Core Concepts
The author explores how the architecture of FFN-Wider Transformers affects base capabilities, focusing on the contribution ratio of combination functions. The proposed Combination Enhanced Architecture (CEA) aims to reverse the decline in base capabilities.
Abstract
The study delves into how architecture influences pre-trained language models' base capabilities, particularly focusing on FFN-Wider Transformers. By analyzing the contribution ratio of combination functions, the research introduces CEA as a solution to enhance base capabilities. Experimental results demonstrate improvements in model performance with CEA implementation.

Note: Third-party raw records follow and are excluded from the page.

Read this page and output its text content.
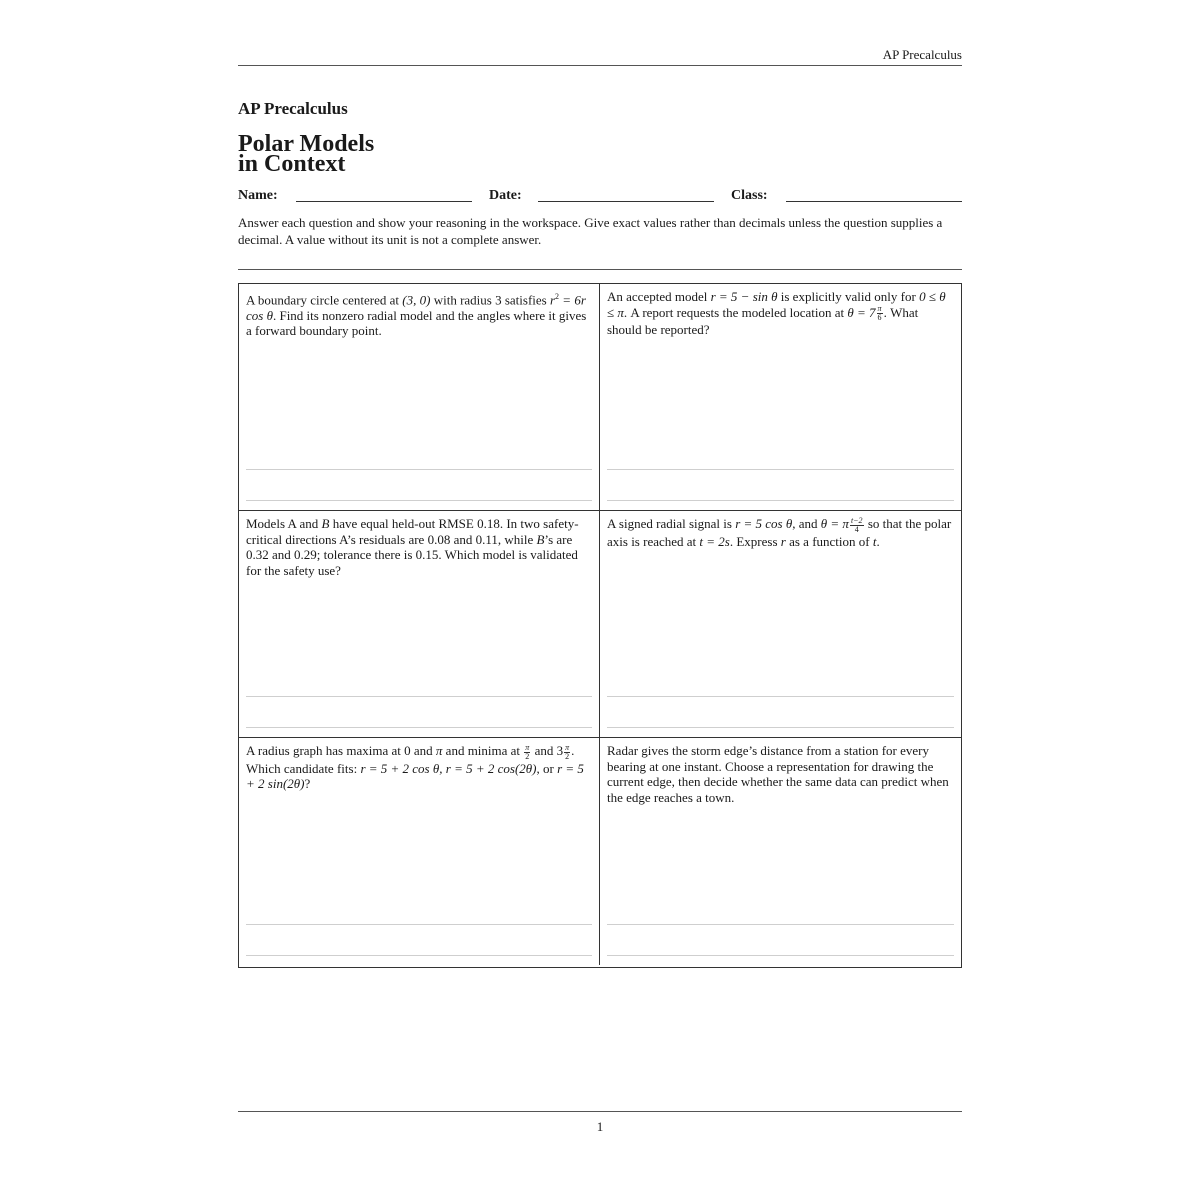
AP Precalculus
AP Precalculus
Polar Models
in Context
Name:	Date:	Class:
Answer each question and show your reasoning in the workspace. Give exact values rather than decimals unless the question supplies a decimal. A value without its unit is not a complete answer.
A boundary circle centered at (3, 0) with radius 3 satisfies $r^2 = 6r$ cos θ. Find its nonzero radial model and the angles where it gives a forward boundary point.
An accepted model r = 5 − sin θ is explicitly valid only for 0 ≤ θ ≤ π. A report requests the modeled location at $\theta = 7 \frac{\pi}{6}$ . What should be reported?
Models A and B have equal held-out RMSE 0.18. In two safety-critical directions A’s residuals are 0.08 and 0.11, while B’s are 0.32 and 0.29; tolerance there is 0.15. Which model is validated for the safety use?
A signed radial signal is r = 5 cos θ, and θ = π $\frac{t-2}{4}$ so that the polar axis is reached at t = 2s. Express r as a function of t.
A radius graph has maxima at 0 and π and minima at $\frac{\pi}{2}$ and $3 \frac{\pi}{2}$ . Which candidate fits: r = 5 + 2 cos θ, r = 5 + 2 cos(2θ), or r = 5 + 2 sin(2θ)?
Radar gives the storm edge’s distance from a station for every bearing at one instant. Choose a representation for drawing the current edge, then decide whether the same data can predict when the edge reaches a town.
1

The content discusses the impact of architecture on language models' abilities beyond in-distribution language modeling, including out-of-distribution language modeling and transfer learning. It highlights the importance of understanding architecture's role in enhancing base capabilities and proposes practical solutions like CEA.

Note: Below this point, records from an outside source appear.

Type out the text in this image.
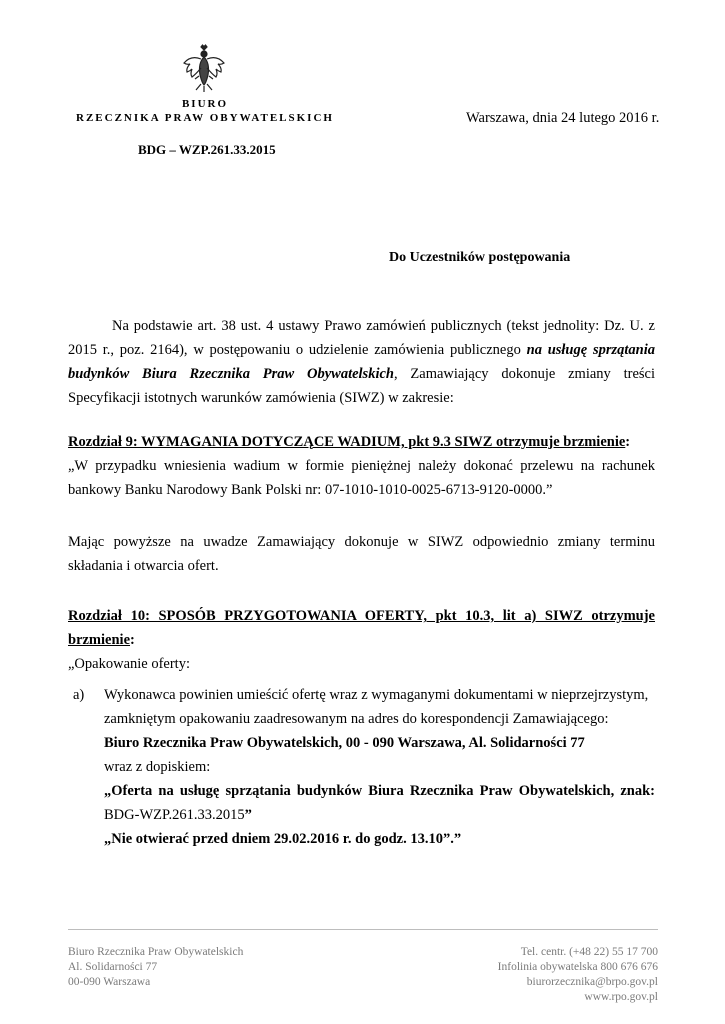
BIURO
RZECZNIKA PRAW OBYWATELSKICH
BDG – WZP.261.33.2015
Warszawa, dnia 24 lutego 2016 r.
Do Uczestników postępowania
Na podstawie art. 38 ust. 4 ustawy Prawo zamówień publicznych (tekst jednolity: Dz. U. z 2015 r., poz. 2164), w postępowaniu o udzielenie zamówienia publicznego na usługę sprzątania budynków Biura Rzecznika Praw Obywatelskich, Zamawiający dokonuje zmiany treści Specyfikacji istotnych warunków zamówienia (SIWZ) w zakresie:
Rozdział 9: WYMAGANIA DOTYCZĄCE WADIUM, pkt 9.3 SIWZ otrzymuje brzmienie:
„W przypadku wniesienia wadium w formie pieniężnej należy dokonać przelewu na rachunek bankowy Banku Narodowy Bank Polski nr: 07-1010-1010-0025-6713-9120-0000.”
Mając powyższe na uwadze Zamawiający dokonuje w SIWZ odpowiednio zmiany terminu składania i otwarcia ofert.
Rozdział 10: SPOSÓB PRZYGOTOWANIA OFERTY, pkt 10.3, lit a) SIWZ otrzymuje brzmienie:
„Opakowanie oferty:
a) Wykonawca powinien umieścić ofertę wraz z wymaganymi dokumentami w nieprzejrzystym, zamkniętym opakowaniu zaadresowanym na adres do korespondencji Zamawiającego:
Biuro Rzecznika Praw Obywatelskich, 00 - 090 Warszawa, Al. Solidarności 77
wraz z dopiskiem:
„Oferta na usługę sprzątania budynków Biura Rzecznika Praw Obywatelskich, znak: BDG-WZP.261.33.2015”
„Nie otwierać przed dniem 29.02.2016 r. do godz. 13.10”.”
Biuro Rzecznika Praw Obywatelskich
Al. Solidarności 77
00-090 Warszawa
Tel. centr. (+48 22) 55 17 700
Infolinia obywatelska 800 676 676
biurorzecznika@brpo.gov.pl
www.rpo.gov.pl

Key findings reveal that altering the width ratio of FFN layers can significantly affect model performance, with a decrease in transformation function contribution leading to a decline in base capabilities. The study extends its analysis to MoE Transformers, showcasing potential improvements through architectural enhancements.
Overall, the research provides valuable insights into optimizing architecture for enhanced base capabilities in pre-trained language models, offering guidance for future improvements and design considerations.
Stats
"Under similar pre-training performance, the FFN-Wider BERT models demonstrate a noticeable decline in base capabilities compared to vanilla BERT models."
"As shown in Figure 1, under similar pre-training performance, the FFN-Wider BERT models exhibit a noticeable decline in both out-of-distribution language modeling and downstream tasks fine-tuning compared to vanilla BERT models."
Quotes
"The actual contribution ratio of the MHA layer is a key factor affecting model’s base capabilities."
"Controlling the width ratio indeed directly influences the contribution ratio of the combination function."